Airware(maybe AIrware?? I just realized this lol) is what I call this next generation of technology. In the Neural Software video he touches three things I find interesting: the squishyness of the new software, the ability of customization, and semantic compute. First the squishyness is a really particular point, that using input that is more native to us, converting text, audio, and images into a representation that can be computed over, then the tradition I/O scheme of software is disrupted. Call it prompting if you would like; this dynamic software mirrors a lot of what made software and digital computation so transformative for hardware in the first place, the fact we can "prompt" our software and our software and respond back in a variety of mediums is insane! This leads to my least favorite point from the video, I think Stephen somewhat distracts by talking about image generation for these new UI. "I want a plane ticket buying experience that is like a medieval fantasy guild quest board" or "I want to show up like a futuristic android in Dr. Seuss style on my webcam" and similar ways of thinking about this seem akin to the way web3 and metaverse people speak about their respective technologies, its too purified and simulated and disconnected from the natural world to the point that because an intellectual exercise rather than a real and transformative future. I think the biggest point he makes in the video is this semantic compute angle.

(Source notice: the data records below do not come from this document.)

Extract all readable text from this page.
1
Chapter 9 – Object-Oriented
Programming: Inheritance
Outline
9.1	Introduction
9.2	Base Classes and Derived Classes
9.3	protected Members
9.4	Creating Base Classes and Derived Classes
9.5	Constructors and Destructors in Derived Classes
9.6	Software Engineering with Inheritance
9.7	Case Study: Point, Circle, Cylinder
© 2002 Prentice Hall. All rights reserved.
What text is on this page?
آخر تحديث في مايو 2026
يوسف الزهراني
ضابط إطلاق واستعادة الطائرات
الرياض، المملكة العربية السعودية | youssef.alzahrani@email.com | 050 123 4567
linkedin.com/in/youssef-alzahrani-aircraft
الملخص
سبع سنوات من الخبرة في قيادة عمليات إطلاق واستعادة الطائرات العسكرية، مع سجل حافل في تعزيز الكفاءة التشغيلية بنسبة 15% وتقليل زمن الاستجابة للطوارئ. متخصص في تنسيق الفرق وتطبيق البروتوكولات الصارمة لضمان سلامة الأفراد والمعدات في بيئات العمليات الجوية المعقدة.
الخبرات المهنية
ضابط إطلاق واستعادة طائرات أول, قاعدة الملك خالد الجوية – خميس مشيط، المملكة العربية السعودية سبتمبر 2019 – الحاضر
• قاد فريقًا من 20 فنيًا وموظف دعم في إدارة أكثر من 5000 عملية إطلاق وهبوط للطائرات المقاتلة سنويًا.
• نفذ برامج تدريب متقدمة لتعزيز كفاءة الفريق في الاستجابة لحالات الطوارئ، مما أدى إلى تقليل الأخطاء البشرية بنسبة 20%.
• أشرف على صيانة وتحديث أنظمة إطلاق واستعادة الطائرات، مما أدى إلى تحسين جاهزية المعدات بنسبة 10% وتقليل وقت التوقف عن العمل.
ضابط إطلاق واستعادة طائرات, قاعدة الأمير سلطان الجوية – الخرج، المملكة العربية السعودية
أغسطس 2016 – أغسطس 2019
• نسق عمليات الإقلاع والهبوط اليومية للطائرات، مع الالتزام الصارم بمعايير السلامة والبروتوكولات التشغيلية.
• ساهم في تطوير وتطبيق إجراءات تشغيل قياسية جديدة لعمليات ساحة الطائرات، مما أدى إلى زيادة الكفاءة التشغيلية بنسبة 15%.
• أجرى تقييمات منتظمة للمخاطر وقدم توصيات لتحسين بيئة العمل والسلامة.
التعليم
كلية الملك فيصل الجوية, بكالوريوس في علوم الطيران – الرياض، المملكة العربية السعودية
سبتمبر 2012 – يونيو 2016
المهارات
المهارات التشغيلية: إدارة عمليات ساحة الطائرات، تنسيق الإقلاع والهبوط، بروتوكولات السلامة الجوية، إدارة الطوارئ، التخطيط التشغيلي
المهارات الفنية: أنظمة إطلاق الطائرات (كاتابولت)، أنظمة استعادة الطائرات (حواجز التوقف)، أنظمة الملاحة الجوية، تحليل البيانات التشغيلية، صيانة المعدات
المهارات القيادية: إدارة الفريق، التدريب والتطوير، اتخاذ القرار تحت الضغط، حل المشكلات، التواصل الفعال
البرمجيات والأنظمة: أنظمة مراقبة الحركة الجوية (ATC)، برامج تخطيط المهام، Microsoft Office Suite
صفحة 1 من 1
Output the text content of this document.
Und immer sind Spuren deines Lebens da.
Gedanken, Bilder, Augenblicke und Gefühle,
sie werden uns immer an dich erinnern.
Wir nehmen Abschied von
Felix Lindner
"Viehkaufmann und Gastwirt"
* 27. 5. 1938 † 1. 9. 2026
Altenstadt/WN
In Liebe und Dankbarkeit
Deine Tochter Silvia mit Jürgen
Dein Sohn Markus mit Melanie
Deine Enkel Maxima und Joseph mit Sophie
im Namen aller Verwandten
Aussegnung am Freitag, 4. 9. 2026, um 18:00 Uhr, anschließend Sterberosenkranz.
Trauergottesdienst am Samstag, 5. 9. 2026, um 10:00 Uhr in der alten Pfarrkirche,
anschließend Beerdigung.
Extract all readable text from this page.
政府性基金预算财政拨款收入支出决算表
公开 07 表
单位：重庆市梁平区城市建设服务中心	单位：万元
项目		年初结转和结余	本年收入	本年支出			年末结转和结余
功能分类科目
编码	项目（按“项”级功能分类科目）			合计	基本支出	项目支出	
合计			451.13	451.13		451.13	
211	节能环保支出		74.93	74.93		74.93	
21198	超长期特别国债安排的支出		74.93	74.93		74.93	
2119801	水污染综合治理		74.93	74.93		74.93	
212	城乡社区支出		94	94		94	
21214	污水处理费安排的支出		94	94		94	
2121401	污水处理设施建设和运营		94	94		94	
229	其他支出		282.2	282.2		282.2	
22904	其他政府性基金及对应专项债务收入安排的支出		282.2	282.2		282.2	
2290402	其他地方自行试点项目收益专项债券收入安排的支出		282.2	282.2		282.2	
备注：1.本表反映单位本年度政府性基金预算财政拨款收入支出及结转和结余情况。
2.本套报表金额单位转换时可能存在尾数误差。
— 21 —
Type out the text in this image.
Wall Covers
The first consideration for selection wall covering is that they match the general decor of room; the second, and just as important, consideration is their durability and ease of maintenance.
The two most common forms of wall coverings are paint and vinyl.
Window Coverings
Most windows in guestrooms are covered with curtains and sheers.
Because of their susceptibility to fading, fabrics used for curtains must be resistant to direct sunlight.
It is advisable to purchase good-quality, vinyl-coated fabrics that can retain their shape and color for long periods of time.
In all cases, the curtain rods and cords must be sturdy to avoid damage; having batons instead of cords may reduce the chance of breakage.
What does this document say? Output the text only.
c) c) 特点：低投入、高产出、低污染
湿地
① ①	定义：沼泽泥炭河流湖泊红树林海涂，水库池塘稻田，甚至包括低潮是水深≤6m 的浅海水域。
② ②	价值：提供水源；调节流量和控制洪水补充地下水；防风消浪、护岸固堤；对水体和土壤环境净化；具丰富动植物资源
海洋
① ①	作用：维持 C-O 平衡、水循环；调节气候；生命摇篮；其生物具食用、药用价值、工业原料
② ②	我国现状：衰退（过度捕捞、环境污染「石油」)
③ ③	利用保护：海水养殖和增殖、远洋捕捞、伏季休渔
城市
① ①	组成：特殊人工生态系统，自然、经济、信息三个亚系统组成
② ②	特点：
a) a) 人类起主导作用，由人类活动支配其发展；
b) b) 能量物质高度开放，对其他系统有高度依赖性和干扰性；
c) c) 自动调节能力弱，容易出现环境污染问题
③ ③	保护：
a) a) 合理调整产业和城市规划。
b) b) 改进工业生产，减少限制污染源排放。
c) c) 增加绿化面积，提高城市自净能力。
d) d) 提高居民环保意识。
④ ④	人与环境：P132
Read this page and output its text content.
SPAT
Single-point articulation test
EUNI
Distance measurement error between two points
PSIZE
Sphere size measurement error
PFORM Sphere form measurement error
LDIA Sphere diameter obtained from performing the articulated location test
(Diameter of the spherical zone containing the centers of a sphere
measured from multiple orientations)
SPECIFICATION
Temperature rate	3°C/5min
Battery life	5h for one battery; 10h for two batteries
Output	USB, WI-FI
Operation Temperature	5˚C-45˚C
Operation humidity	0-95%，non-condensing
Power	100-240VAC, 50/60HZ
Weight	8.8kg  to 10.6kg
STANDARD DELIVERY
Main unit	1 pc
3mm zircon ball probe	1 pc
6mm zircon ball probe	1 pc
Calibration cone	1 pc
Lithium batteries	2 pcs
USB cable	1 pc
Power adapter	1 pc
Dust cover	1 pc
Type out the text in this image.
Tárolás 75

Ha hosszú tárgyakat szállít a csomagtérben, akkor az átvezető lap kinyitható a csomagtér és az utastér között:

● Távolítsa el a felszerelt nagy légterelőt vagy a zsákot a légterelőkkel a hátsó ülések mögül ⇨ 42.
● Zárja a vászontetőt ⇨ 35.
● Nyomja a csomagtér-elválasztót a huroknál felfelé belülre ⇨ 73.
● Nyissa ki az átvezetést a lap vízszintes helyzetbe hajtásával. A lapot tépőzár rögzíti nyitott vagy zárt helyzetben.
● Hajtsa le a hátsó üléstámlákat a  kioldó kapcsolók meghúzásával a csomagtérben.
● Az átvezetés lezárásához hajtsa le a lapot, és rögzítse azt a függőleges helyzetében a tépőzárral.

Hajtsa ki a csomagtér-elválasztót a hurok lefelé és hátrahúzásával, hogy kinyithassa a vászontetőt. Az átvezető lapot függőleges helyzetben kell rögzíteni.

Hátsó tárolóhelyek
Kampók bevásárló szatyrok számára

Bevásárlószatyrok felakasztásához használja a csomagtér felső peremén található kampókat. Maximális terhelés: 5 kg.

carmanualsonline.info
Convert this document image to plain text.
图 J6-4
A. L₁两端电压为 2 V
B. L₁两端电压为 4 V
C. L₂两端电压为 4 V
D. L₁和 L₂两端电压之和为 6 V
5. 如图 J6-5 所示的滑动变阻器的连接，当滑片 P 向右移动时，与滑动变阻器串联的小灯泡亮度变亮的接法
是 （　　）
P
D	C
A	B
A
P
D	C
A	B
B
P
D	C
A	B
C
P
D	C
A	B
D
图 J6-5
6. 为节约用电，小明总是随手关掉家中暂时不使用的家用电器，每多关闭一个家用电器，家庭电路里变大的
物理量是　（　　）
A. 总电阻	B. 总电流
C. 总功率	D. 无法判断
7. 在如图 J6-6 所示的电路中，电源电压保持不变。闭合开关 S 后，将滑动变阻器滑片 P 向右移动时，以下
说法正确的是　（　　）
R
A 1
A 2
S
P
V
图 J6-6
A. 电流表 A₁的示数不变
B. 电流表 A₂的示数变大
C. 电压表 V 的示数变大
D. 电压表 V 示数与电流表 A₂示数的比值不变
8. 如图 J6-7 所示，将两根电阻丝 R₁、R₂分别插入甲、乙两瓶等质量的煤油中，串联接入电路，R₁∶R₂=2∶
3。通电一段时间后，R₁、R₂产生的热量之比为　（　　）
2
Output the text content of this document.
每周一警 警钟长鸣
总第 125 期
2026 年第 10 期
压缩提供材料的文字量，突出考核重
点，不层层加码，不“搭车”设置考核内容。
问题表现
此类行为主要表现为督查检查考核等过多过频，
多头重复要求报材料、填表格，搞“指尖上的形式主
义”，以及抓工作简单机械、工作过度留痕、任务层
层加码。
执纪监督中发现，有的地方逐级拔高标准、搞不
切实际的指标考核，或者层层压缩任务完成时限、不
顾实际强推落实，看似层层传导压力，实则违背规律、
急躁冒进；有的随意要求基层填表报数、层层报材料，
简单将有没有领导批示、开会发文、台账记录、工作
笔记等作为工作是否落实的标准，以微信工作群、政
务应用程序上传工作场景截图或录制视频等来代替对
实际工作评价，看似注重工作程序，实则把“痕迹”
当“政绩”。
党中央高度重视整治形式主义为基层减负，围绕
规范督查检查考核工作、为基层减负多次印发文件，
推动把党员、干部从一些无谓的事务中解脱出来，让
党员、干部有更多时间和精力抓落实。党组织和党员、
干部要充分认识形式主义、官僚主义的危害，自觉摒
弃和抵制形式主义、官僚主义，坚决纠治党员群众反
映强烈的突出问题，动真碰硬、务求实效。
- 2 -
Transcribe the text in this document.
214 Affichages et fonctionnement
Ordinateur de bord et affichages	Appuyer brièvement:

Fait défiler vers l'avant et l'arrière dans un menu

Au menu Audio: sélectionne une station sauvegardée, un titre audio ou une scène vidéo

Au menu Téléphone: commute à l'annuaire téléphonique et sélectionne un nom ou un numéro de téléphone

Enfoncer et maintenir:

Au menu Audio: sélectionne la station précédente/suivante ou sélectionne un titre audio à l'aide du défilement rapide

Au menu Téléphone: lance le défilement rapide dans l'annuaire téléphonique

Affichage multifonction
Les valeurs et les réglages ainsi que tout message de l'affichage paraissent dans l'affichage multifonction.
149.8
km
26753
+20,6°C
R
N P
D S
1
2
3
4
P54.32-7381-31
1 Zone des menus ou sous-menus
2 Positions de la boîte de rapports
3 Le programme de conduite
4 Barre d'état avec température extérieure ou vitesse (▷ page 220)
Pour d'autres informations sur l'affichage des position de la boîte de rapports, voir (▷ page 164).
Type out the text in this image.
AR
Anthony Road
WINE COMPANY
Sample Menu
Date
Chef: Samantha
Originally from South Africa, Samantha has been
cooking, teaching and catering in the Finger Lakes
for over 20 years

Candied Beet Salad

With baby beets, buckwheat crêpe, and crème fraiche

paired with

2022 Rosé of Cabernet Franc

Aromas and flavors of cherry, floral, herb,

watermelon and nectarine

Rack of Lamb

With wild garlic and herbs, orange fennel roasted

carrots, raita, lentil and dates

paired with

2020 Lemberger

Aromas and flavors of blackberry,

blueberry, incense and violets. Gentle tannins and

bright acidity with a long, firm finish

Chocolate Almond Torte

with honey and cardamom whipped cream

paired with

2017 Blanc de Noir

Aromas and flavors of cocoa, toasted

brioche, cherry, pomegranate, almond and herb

Dropping a hot claim right now: closer and closer, compute is data and data is compute. Not exactly, but this is becoming more and more the case in a real sense. It is already the case from the beginning of digital computing, you could take computer instructions as a file and load it into executable memory and have it run, and have this done dynamically, and even dynamically generate the file in the first place. This could be its owner deeper post, but the transformer has unlocked a system of compute that is agnostic to information vs instruction. In the video he tells his neural software OS to send a malicious command to his employees OS, and his own system stops him, explaining what it is harmful and it will not proceed. He then lies and tells is system that he owns his employees system, and that he has a right to send the command, his system respects this and sends it. When his employees machine receives this command, it blocks it saying that is actually malicious attack. There was no security rules built into either system, but rather they were inferring security practice. An LLM trained on security system information now can act as security system. Trained on the tty of a Linux system and it can act as a Linux system. Take this to it's natural conclusion. We won't need Cursor, windsurf, or claude code or any other AI coding, because for the systems in which they perform the best at programming, their internal representation can emulate the resulting system entirely. Very soon there would be any vibe coders, any system the LLM has trained on can be properly emulated, no code needed besides a thin wrapper for UI and connecting to a data layer. In the same way the compiler opened up the world of software, these thin layers will be way allows AI to open up in a completely new way. No more CRUD apps, but there may be a CRUD AI, and it would mean death to the digital world as we know it. Everything to manufacture more hardware chips that are faster, to build software that utilizes it to the fullest extend, to enable AI systems to interact with more and more complex data in ways we have never seen before instantaneously. This is what I call Airware.